The cash method exhibits a business’s current finances, accounting for sales and expenses during the term in which they occur. This method is ideal for small businesses because taxes do not have to be paid until money is earned.
The accrual method allows businesses to account for revenue as it is earned and as expenses are billed, rather than paid. A business can determine how income and expenses coincide in the same time period by matching expenses to sales. By taking care of expenses and sales as they relate in the same time period, businesses can avoid confusion when identifying their profit per said period. Many accountants prefer this method as it gives a very accurate view of a business’s finances and provides the most detailed view of how it manages cash.
#6: Balance Sheet
Assets = Liability + Equity
A balance sheet shows how much money a business is owed, how much it owes, and how much it has on hand, giving insight into how a business is doing at a specific time. A balance sheet can be looked at as assets equal liabilities plus equity.

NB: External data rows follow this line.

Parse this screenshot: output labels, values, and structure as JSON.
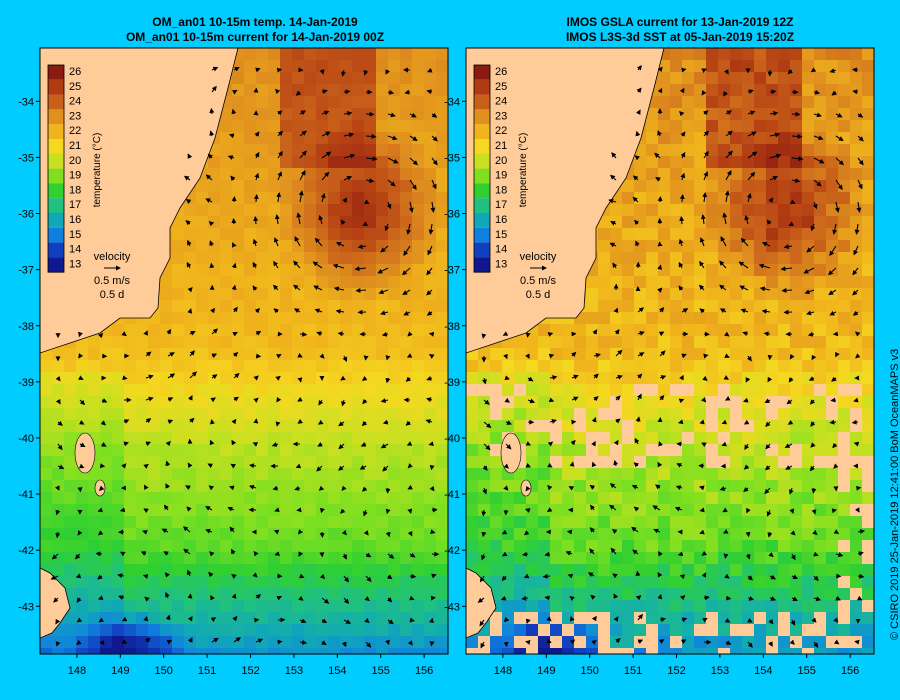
{
  "left_panel": {
    "title_line1": "OM_an01 10-15m temp. 14-Jan-2019",
    "title_line2": "OM_an01 10-15m current for 14-Jan-2019 00Z"
  },
  "right_panel": {
    "title_line1": "IMOS GSLA current for 13-Jan-2019 12Z",
    "title_line2": "IMOS L3S-3d SST at 05-Jan-2019 15:20Z"
  },
  "axes": {
    "lat_labels": [
      "-34",
      "-35",
      "-36",
      "-37",
      "-38",
      "-39",
      "-40",
      "-41",
      "-42",
      "-43"
    ],
    "lon_labels": [
      "148",
      "149",
      "150",
      "151",
      "152",
      "153",
      "154",
      "155",
      "156"
    ],
    "lat_range": [
      -43.6,
      -33.0
    ],
    "lon_range": [
      147.2,
      156.5
    ]
  },
  "colorbar": {
    "title": "temperature (°C)",
    "ticks": [
      "26",
      "25",
      "24",
      "23",
      "22",
      "21",
      "20",
      "19",
      "18",
      "17",
      "16",
      "15",
      "14",
      "13"
    ],
    "colors": [
      "#8b1a10",
      "#b03a12",
      "#c8601a",
      "#e0901e",
      "#f0b41c",
      "#f5d820",
      "#c8e020",
      "#80e020",
      "#30d030",
      "#20c080",
      "#10a8b8",
      "#1080e0",
      "#1040c0",
      "#101890"
    ]
  },
  "velocity_legend": {
    "label": "velocity",
    "speed": "0.5 m/s",
    "duration": "0.5 d"
  },
  "credit": "© CSIRO 2019  25-Jan-2019 12:41:00 BoM OceanMAPS v3",
  "colors": {
    "background": "#00ccff",
    "land": "#ffcc99",
    "arrow": "#000000"
  }
}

Assets: This includes a business’s inventory, money in the bank, and accounts receivable, meaning money owed to the business by customers.

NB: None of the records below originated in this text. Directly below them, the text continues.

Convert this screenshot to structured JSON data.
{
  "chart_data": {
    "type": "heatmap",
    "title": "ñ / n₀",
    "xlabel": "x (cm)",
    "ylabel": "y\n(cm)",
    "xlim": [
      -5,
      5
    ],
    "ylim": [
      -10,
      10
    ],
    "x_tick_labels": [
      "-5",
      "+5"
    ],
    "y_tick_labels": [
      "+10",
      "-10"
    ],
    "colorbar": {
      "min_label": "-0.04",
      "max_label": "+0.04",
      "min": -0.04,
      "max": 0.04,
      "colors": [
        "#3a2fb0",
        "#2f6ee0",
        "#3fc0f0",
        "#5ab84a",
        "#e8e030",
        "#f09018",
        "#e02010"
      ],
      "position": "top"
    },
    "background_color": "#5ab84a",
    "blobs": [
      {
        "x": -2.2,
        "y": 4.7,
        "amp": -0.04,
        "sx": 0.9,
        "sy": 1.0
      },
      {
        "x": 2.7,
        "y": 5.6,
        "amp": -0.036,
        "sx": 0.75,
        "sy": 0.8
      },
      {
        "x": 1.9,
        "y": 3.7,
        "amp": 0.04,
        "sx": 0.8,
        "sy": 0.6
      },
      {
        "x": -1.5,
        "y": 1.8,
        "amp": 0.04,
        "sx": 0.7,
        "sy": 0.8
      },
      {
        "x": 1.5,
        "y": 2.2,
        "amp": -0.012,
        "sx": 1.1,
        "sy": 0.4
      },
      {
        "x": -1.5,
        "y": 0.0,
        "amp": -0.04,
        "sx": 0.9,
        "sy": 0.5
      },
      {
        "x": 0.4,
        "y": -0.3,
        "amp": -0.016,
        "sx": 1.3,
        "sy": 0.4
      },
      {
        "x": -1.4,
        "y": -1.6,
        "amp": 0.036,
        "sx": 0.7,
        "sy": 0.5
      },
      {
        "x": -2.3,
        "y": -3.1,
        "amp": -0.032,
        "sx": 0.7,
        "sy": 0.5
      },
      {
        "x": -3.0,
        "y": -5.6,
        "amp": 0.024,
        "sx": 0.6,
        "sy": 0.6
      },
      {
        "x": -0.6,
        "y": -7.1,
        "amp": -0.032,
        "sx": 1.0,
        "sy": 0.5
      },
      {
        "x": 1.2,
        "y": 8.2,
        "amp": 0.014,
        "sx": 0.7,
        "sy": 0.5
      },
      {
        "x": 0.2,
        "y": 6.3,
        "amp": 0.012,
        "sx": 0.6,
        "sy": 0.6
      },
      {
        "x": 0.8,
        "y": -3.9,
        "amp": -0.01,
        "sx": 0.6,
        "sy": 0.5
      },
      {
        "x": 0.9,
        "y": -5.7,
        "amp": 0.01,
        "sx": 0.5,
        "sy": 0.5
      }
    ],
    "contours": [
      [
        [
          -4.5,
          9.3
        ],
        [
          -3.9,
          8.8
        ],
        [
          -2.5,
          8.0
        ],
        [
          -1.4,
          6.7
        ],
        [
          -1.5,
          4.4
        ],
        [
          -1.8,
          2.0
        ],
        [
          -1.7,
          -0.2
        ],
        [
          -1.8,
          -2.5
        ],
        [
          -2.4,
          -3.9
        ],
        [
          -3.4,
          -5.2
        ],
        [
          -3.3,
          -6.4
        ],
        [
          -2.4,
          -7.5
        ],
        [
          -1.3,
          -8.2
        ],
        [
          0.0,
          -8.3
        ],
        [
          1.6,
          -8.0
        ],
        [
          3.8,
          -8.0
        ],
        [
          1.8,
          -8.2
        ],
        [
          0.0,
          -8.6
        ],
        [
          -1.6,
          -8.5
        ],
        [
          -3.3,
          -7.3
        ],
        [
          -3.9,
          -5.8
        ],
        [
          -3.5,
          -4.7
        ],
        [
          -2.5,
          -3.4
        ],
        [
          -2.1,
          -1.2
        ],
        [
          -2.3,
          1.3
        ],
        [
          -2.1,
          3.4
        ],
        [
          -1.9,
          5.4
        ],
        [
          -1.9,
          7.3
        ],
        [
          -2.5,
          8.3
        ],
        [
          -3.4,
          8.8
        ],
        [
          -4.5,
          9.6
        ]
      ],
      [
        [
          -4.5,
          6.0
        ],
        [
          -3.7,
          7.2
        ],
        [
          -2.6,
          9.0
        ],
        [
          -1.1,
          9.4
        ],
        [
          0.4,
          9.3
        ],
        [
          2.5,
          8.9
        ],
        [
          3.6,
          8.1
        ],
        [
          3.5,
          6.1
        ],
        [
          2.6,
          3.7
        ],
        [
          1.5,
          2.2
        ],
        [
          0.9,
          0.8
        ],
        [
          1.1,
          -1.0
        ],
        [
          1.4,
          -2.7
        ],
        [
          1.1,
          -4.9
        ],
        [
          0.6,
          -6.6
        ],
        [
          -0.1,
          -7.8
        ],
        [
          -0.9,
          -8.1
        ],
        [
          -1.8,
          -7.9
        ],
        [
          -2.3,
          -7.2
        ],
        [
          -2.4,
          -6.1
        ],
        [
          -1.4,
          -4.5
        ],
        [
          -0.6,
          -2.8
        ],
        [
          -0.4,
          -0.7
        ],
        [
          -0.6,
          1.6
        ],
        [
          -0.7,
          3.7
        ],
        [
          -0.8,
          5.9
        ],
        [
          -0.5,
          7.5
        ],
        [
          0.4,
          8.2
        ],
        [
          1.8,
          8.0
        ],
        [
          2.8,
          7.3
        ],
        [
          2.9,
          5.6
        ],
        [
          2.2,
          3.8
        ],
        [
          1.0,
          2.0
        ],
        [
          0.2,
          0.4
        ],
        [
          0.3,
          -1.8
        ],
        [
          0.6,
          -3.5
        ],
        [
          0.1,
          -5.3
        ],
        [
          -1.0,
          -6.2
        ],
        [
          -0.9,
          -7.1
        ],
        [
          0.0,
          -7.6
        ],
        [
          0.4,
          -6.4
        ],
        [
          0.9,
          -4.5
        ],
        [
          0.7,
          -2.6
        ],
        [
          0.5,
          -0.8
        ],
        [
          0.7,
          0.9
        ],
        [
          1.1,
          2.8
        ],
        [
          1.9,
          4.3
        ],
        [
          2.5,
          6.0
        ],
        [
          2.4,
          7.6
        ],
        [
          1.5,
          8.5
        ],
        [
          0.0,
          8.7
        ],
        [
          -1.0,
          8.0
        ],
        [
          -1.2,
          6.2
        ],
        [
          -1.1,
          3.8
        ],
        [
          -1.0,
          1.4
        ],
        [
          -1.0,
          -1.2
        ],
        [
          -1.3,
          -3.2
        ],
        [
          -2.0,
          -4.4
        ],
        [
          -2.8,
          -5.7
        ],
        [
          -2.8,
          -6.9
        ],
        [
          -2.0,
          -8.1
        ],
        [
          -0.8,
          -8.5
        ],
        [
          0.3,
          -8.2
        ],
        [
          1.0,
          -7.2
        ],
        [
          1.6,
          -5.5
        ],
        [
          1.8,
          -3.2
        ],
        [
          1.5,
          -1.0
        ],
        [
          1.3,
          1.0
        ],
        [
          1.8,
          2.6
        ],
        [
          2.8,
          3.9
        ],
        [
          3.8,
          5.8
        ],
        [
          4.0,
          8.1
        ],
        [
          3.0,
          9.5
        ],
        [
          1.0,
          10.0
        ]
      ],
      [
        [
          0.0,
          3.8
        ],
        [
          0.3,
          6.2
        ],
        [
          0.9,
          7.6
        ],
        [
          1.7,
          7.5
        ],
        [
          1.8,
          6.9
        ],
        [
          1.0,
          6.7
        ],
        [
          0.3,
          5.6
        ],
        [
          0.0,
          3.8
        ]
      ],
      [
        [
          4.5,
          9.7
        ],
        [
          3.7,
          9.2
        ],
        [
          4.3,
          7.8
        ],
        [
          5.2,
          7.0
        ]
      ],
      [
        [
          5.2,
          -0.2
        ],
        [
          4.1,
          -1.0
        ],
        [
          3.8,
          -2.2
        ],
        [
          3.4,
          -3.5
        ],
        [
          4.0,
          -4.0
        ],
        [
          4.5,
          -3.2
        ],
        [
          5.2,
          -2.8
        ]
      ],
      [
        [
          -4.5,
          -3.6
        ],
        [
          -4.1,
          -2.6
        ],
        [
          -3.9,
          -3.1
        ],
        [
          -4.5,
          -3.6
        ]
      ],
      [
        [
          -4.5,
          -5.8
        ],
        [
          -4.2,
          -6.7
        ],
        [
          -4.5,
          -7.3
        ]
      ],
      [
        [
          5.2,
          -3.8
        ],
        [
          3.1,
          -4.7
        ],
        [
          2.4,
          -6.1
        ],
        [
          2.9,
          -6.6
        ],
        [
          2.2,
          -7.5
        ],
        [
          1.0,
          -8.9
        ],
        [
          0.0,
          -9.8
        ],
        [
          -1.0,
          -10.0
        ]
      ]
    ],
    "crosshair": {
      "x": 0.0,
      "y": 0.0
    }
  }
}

Liabilities: This includes a business’s credit card balance that needs to be paid off, loan repayments, and accounts payable, meaning money that it owes others.

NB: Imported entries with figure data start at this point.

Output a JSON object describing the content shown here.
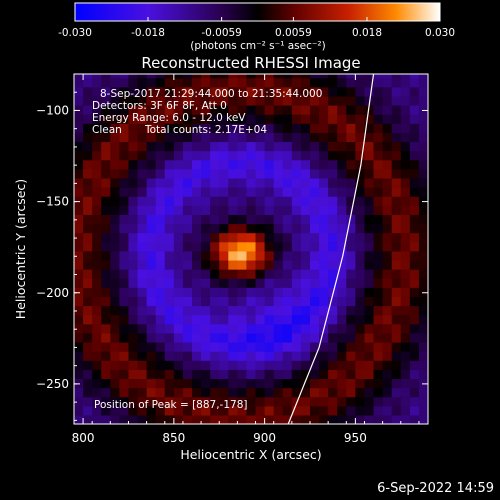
{
  "chart_data": {
    "type": "heatmap",
    "title": "Reconstructed RHESSI Image",
    "xlabel": "Heliocentric X (arcsec)",
    "ylabel": "Heliocentric Y (arcsec)",
    "xlim": [
      795,
      990
    ],
    "ylim": [
      -272,
      -80
    ],
    "xticks": [
      800,
      850,
      900,
      950
    ],
    "yticks": [
      -100,
      -150,
      -200,
      -250
    ],
    "colorbar": {
      "range": [
        -0.03,
        0.03
      ],
      "ticks": [
        "-0.030",
        "-0.018",
        "-0.0059",
        "0.0059",
        "0.018",
        "0.030"
      ],
      "tick_values": [
        -0.03,
        -0.018,
        -0.0059,
        0.0059,
        0.018,
        0.03
      ],
      "unit_label": "(photons cm⁻² s⁻¹ asec⁻²)",
      "colormap": [
        "#0000ff",
        "#5a00c0",
        "#000000",
        "#600000",
        "#c02000",
        "#ff8000",
        "#ffffff"
      ]
    },
    "peak": {
      "x": 887,
      "y": -178,
      "value": 0.03
    },
    "limb_curve": [
      [
        913,
        -272
      ],
      [
        930,
        -230
      ],
      [
        943,
        -180
      ],
      [
        953,
        -130
      ],
      [
        960,
        -80
      ]
    ],
    "grid": false,
    "annotations": {
      "time_range": "8-Sep-2017 21:29:44.000 to 21:35:44.000",
      "detectors": "Detectors: 3F 6F 8F, Att 0",
      "energy": "Energy Range: 6.0 - 12.0 keV",
      "method": "Clean",
      "counts": "Total counts: 2.17E+04",
      "peak_text": "Position of Peak = [887,-178]"
    }
  },
  "footer": {
    "timestamp": "6-Sep-2022 14:59"
  }
}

Equity: This is a business’s attributed value. Equity can also include stock proceeds, investor shares, retained earnings that only apply if there are multiple owners of a business and which equal zero if not retained or rolled over. The sum of a business’s liabilities and equity must always be its assets. If it is not, a business likely accounted incorrectly, and the balance sheet must be reassessed.
#7: Business ratios and break-even analysis
Utilizing cash flow statement, balance sheet, and figures on your P&L statement are all important steps in creating business ratios. Below are the three most common ratios for business owners:
Return on Investment (ROI) is the ratio between net profit and cost of investment. Calculating ROI allows businesses to examine the effectiveness of an investment or compare separate investments. If a business gains significantly in comparison to how much they paid for an investment, its ROI is considered high.
Gross margin is equal to net sales revenue minus the cost of goods sold.
Debt-to-equity is used by banks to evaluate a business’s financial leverage and can be determined by dividing liabilities by total shareholder equity. A balance sheet is also helpful to calculate this number and can be modified to long-term or short-term debt. Typically, there is one owner with all equity in small businesses. If a business has a high ratio, it might be seen as risky.
The break-even analysis tells businesses how much they need to sell in order to cover all expenses before reaching a profit. In other words, it displays the point in which total cost and total revenue are equal. To determine a business’s break-even point, divide fixed costs by its contribution margin, or sales price per unit minus variable cost per unit. For small business owners, a break-even point is important to know as to avoid functioning at a loss but might not be a beneficial point to operate from as it’s best to strive to make a profit rather than break even.
It is important to keep financial plans current and accurate to run a most profitable and strategic business. By understanding these key elements and how they function together in a financial statement, small businesses can begin to operate at their greatest potential.